Thank you very much for this suggestion. There is no specific value or reference range for low interferon gamma. The interferon gamma response is tested in response to a range of stimuli and this patient was found to have very low production of IFN gamma in particular in response to LPS, IL18 and to the fungal cell surface components zymosan and beta-glucan.  The IFN gamma response to beta-glucan/IL12 was 28.8 pg/ml when the control response was 670.8 pg/ml. Recombinant interferon gamma-1b was given by subcutaneous administration 90 micrograms three times weekly beginning in May 2019 and ending in January 2020. The text and associated timeline image (Figure 1) have been updated to include this recommendation. (Pg 3, line 126)

  1. Isavuconazole - not recommended to have Therap Drug Monitoring with this drug. No optimal levels have been recommended either in serum or other specimens like the CSF. Hence a comment is appropriate regarding utility, reference and interpretation etc.’

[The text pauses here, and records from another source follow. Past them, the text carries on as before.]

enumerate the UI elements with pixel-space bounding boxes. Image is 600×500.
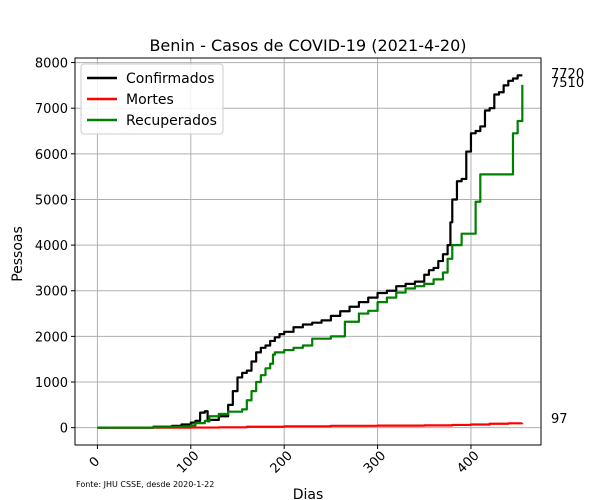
- y-axis-label: Pessoas: [10, 226, 26, 282]
- legend: Confirmados Mortes Recuperados: [80, 63, 224, 135]
- x-tick-label: 100: [174, 448, 202, 476]
- y-tick-label: 1000: [35, 376, 68, 391]
- legend-box: [80, 63, 224, 135]
- series-line-recuperados: [97, 84, 524, 429]
- y-tick-label: 2000: [35, 330, 68, 345]
- chart-title: Benin - Casos de COVID-19 (2021-4-20): [149, 36, 466, 55]
- x-tick-label: 400: [454, 448, 482, 476]
- legend-label-mortes: Mortes: [126, 92, 174, 108]
- y-tick-label: 8000: [35, 57, 68, 72]
- x-tick-label: 200: [268, 448, 296, 476]
- x-tick-label: 300: [361, 448, 389, 476]
- source-note: Fonte: JHU CSSE, desde 2020-1-22: [76, 480, 214, 489]
- y-tick-label: 3000: [35, 285, 68, 300]
- y-tick-label: 4000: [35, 239, 68, 254]
- y-tick-label: 0: [60, 422, 68, 437]
- y-tick-label: 5000: [35, 193, 68, 208]
- plot-frame: [74, 57, 542, 446]
- y-tick-label: 6000: [35, 148, 68, 163]
- legend-label-confirmados: Confirmados: [126, 71, 215, 87]
- x-axis-label: Dias: [293, 487, 324, 500]
- end-label-mortes: 97: [551, 412, 568, 427]
- series-line-confirmados: [97, 74, 523, 429]
- end-label-recuperados: 7510: [551, 76, 584, 91]
- x-tick-label: 0: [87, 454, 103, 470]
- y-tick-label: 7000: [35, 102, 68, 117]
- series-layer: [97, 74, 524, 429]
- legend-label-recuperados: Recuperados: [126, 113, 217, 129]
- series-line-mortes: [97, 422, 524, 429]
- end-label-confirmados: 7720: [551, 67, 584, 82]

Thank you very much for highlighting this. Although therapeutic drug monitoring is not routinely recommended, evidence of isavuconazole treatment of spinal cord invasive Aspergillosis has not been previously described. This patient’s spinal anatomy was abnormal due to infection and previous surgeries. At a time when infection had spread extensively along the spinal cord, we were concerned for potential inadequate penetration of isavuconazole. Although no exposure-thresholds and no exposure-toxicity levels have been established, we were reassured in this case by evidence of a non-negligible level of isavuconazole(1.46mg/L) in the CSF. On your advice, this decision has now been described in more detail (Pg 4, line 202)

 

‘Is there a need for chronic antifungal suppression in this compromised host? Concern for relapse with ongoing immunosuppressive therapy.’

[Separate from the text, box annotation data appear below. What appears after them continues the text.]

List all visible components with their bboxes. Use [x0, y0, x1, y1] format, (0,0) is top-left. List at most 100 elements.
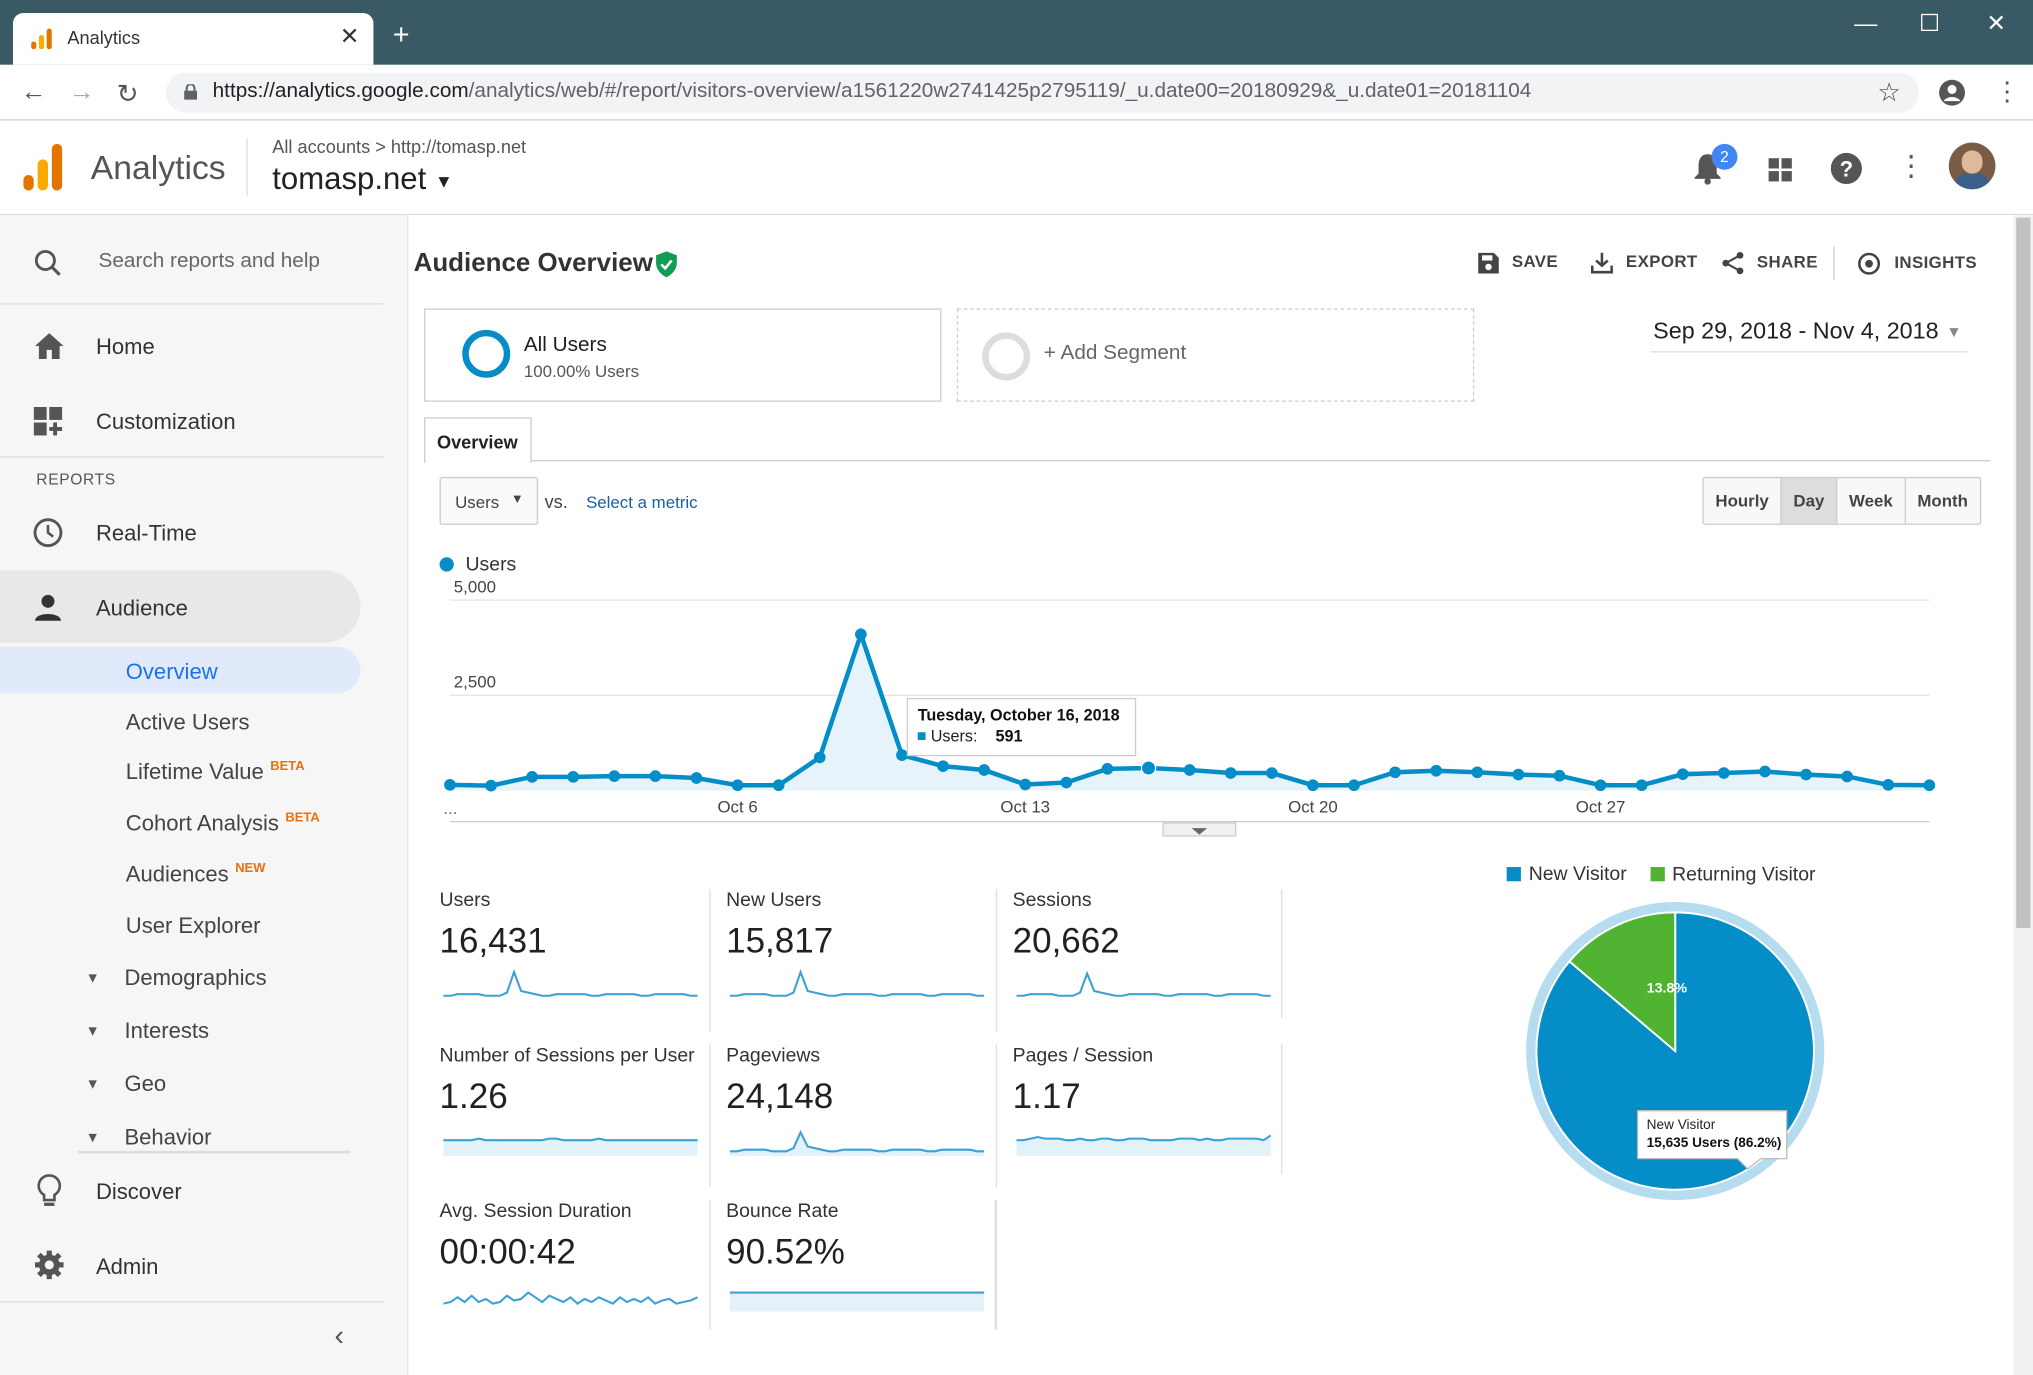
share-button[interactable]: SHARE — [1722, 251, 1818, 275]
crumb-site[interactable]: http://tomasp.net — [390, 136, 527, 157]
add-segment-button[interactable]: + Add Segment — [956, 308, 1475, 402]
apps-grid-icon[interactable] — [1768, 158, 1792, 182]
data-point[interactable] — [1882, 779, 1895, 791]
breadcrumb[interactable]: All accounts > http://tomasp.net — [272, 136, 526, 157]
search-reports-input[interactable]: Search reports and help — [98, 250, 320, 273]
data-point[interactable] — [1307, 779, 1319, 792]
sidebar-item-active-users[interactable]: Active Users — [125, 710, 250, 735]
sidebar-item-behavior[interactable]: ▼ Behavior — [0, 1121, 384, 1160]
data-point[interactable] — [1101, 763, 1114, 775]
data-point[interactable] — [1140, 760, 1157, 776]
pie-slice[interactable] — [1568, 911, 1677, 1054]
metric-card[interactable]: New Users 15,817 — [726, 889, 998, 1045]
back-icon[interactable]: ← — [20, 77, 47, 107]
data-point[interactable] — [608, 770, 621, 782]
tab-overview[interactable]: Overview — [423, 417, 532, 463]
granularity-day-button[interactable]: Day — [1781, 478, 1838, 524]
data-point[interactable] — [1430, 764, 1443, 777]
minimize-icon[interactable]: — — [1854, 10, 1878, 37]
data-point[interactable] — [649, 770, 662, 782]
data-point[interactable] — [1841, 770, 1853, 783]
granularity-week-button[interactable]: Week — [1837, 478, 1906, 524]
new-tab-icon[interactable]: + — [392, 18, 410, 51]
data-point[interactable] — [1389, 766, 1401, 779]
data-point[interactable] — [896, 749, 908, 761]
browser-menu-icon[interactable]: ⋮ — [1994, 77, 2021, 107]
data-point[interactable] — [485, 779, 497, 792]
granularity-hourly-button[interactable]: Hourly — [1704, 478, 1782, 524]
sidebar-item-home[interactable]: Home — [0, 319, 384, 371]
data-point[interactable] — [1553, 769, 1566, 782]
segment-all-users[interactable]: All Users 100.00% Users — [423, 308, 942, 402]
date-range-picker[interactable]: Sep 29, 2018 - Nov 4, 2018 ▼ — [1650, 316, 1967, 353]
bookmark-star-icon[interactable]: ☆ — [1877, 79, 1901, 108]
url-text[interactable]: https://analytics.google.com/analytics/w… — [213, 80, 1532, 103]
sidebar-item-admin[interactable]: Admin — [0, 1239, 384, 1291]
export-button[interactable]: EXPORT — [1590, 251, 1698, 274]
data-point[interactable] — [731, 779, 744, 792]
browser-tab[interactable]: Analytics ✕ — [12, 12, 374, 65]
collapse-sidebar-icon[interactable]: ‹ — [334, 1319, 345, 1352]
metric-card[interactable]: Sessions 20,662 — [1013, 889, 1285, 1045]
sidebar-item-overview[interactable]: Overview — [0, 646, 361, 694]
window-close-icon[interactable]: ✕ — [1986, 10, 2006, 37]
data-point[interactable] — [1224, 767, 1237, 779]
data-point[interactable] — [1348, 779, 1360, 792]
metric-card[interactable]: Users 16,431 — [440, 889, 712, 1045]
data-point[interactable] — [1183, 764, 1196, 776]
data-point[interactable] — [1265, 767, 1278, 779]
data-point[interactable] — [1471, 766, 1484, 779]
sidebar-item-user-explorer[interactable]: User Explorer — [125, 913, 261, 939]
ga-logo-icon[interactable] — [23, 143, 63, 191]
data-point[interactable] — [1594, 779, 1607, 792]
sidebar-item-discover[interactable]: Discover — [0, 1164, 384, 1216]
visitor-pie-chart[interactable]: 13.8% New Visitor 15,635 Users (86.2%) — [1517, 902, 1841, 1213]
data-point[interactable] — [978, 764, 990, 776]
avatar[interactable] — [1948, 142, 1996, 190]
data-point[interactable] — [855, 628, 867, 641]
metric-card[interactable]: Pageviews 24,148 — [726, 1045, 998, 1201]
data-point[interactable] — [1512, 768, 1525, 781]
data-point[interactable] — [567, 771, 580, 783]
data-point[interactable] — [1923, 779, 1936, 792]
data-point[interactable] — [444, 779, 456, 791]
data-point[interactable] — [1060, 776, 1073, 789]
sidebar-item-cohort-analysis[interactable]: Cohort Analysis BETA — [126, 811, 320, 837]
data-point[interactable] — [1676, 768, 1689, 781]
close-tab-icon[interactable]: ✕ — [339, 23, 360, 50]
metric-selector[interactable]: Users ▼ — [439, 476, 539, 525]
sidebar-item-audiences[interactable]: Audiences NEW — [126, 862, 266, 888]
metric-card[interactable]: Bounce Rate 90.52% — [726, 1200, 998, 1356]
sidebar-item-interests[interactable]: ▼ Interests — [0, 1015, 384, 1054]
data-point[interactable] — [526, 771, 538, 783]
data-point[interactable] — [937, 760, 949, 773]
granularity-month-button[interactable]: Month — [1917, 491, 1968, 511]
metric-card[interactable]: Pages / Session 1.17 — [1013, 1045, 1285, 1201]
insights-button[interactable]: INSIGHTS — [1857, 251, 1977, 276]
sidebar-item-geo[interactable]: ▼ Geo — [0, 1068, 384, 1107]
crumb-accounts[interactable]: All accounts — [272, 136, 371, 157]
maximize-icon[interactable]: ☐ — [1918, 10, 1940, 37]
users-line-chart[interactable]: 5,000 2,500... Oct 6 Oct 13 Oct 20 Oct 27 Tues… — [408, 578, 1964, 837]
data-point[interactable] — [1759, 765, 1771, 778]
data-point[interactable] — [772, 779, 785, 792]
save-button[interactable]: SAVE — [1478, 251, 1558, 273]
sidebar-item-customization[interactable]: Customization — [0, 394, 384, 446]
data-point[interactable] — [690, 772, 703, 784]
data-point[interactable] — [1800, 768, 1812, 781]
sidebar-item-lifetime-value[interactable]: Lifetime Value BETA — [126, 759, 305, 785]
data-point[interactable] — [1635, 779, 1648, 792]
sidebar-item-audience[interactable]: Audience — [0, 570, 361, 643]
sidebar-item-realtime[interactable]: Real-Time — [0, 505, 384, 557]
data-point[interactable] — [1718, 767, 1730, 779]
select-metric-link[interactable]: Select a metric — [586, 492, 698, 512]
forward-icon[interactable]: → — [68, 77, 95, 107]
help-icon[interactable]: ? — [1830, 152, 1864, 186]
account-icon[interactable] — [1938, 79, 1965, 106]
scrollbar-thumb[interactable] — [2016, 217, 2031, 928]
more-vert-icon[interactable]: ⋮ — [1896, 149, 1926, 182]
data-point[interactable] — [1019, 778, 1032, 791]
sidebar-item-demographics[interactable]: ▼ Demographics — [0, 962, 384, 1001]
property-selector[interactable]: tomasp.net ▼ — [272, 162, 453, 198]
omnibox[interactable]: https://analytics.google.com/analytics/w… — [165, 72, 1919, 113]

Thank you for this comment. Although we did not elaborate on this part of the patient’s journey, this issue has been described briefly in the original manuscript (pg 3, line 105). During an ulcerative colitis flare in 2019, a decision was made by the patient, gastroenterology, infectious diseases and colorectal surgery teams to perform total colectomy in order to manage symptoms and remove further need for immunosuppression to support treatment of the Aspergillosis infection. No further symptoms have been experienced since this time and immunosuppressive therapy has not been needed. No updates have been made to the manuscript.